University of Florence conducts research about the pandemic and rural development models in cooperation with the European Central Bank (ECB)

09/02/2021 | Corona

In cooperation with the ECB and the Scientific Technical Secretariat of the National Observatory for Rural Landscape the University of Florence has investigated the possible correlation of the spread of Covid-19 and level of socio-economic development in the area.

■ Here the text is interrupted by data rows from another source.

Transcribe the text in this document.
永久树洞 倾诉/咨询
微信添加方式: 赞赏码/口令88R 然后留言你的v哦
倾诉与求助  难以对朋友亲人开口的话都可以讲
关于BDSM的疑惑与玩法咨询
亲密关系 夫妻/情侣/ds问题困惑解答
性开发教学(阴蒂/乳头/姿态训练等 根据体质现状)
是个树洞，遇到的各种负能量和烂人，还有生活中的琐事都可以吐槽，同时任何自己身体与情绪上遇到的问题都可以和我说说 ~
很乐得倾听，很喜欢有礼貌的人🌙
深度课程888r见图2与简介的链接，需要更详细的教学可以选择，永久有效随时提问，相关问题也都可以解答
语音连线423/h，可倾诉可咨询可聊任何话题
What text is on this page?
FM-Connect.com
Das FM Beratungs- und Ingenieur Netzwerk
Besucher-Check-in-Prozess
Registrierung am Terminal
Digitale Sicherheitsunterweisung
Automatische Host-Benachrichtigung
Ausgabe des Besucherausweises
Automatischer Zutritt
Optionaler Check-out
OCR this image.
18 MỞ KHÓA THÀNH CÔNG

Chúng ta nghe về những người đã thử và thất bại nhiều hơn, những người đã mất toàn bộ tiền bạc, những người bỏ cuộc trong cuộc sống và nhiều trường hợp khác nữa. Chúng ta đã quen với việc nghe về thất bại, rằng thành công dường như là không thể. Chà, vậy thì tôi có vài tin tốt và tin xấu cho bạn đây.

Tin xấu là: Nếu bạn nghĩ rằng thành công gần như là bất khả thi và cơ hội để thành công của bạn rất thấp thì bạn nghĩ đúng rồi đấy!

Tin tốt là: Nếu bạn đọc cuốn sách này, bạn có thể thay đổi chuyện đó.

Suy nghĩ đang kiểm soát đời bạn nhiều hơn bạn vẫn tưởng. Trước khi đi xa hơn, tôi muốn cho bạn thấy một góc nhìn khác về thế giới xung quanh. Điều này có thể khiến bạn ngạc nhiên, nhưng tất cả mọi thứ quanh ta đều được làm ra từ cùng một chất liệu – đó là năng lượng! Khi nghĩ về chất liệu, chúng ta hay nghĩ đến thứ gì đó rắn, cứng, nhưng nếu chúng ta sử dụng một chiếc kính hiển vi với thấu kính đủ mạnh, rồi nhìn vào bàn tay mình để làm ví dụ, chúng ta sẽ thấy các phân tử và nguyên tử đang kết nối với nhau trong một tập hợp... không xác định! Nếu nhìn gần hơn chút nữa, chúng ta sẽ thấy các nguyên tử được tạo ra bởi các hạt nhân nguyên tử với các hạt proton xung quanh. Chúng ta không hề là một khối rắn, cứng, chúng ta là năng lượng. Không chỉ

For this survey, the Italian territory was first clustered from energy-intensive to low-energy areas. The most populated areas are the urban und peri-urban areas with about 1,510 inhabitants per square kilometres (km²). The energy-intensive areas are also the most densely populated ones with 315 inhabitants per square kilometres. These areas also have the largest share of agriculture business in Italy (38%). The medium-energy areas are home to 29.5% of the Italian population. The low-energy areas cover 45.6% of the Italian territory but are inhabited by only 13.4% of the Italian population.

Data shows that especially the densely populated areas showed more Covid cases. Even though the total difference in numbers per 10,000 inhabitants do not seem high (37 to 28 Covid cases per 10,000 inhabitants), a significant result appears when connecting these to the population rate and high-energy intensity areas. When you connect this data per km², the infection rate is at 134 cases per km² in high population areas and at 49 in less urban areas.

On this basis, Italy can be divided into two macro areas: the densely populated areas with 57% of the Italian population living in only 21% of the Italian territory, on the one hand, and the weakly populated areas with 43% of the population living in 79% of the territory on the other. The results of the study indicate that Italy needs to rethink development strategies to revitalise rural areas and counter economic recession especially in the South of Italy.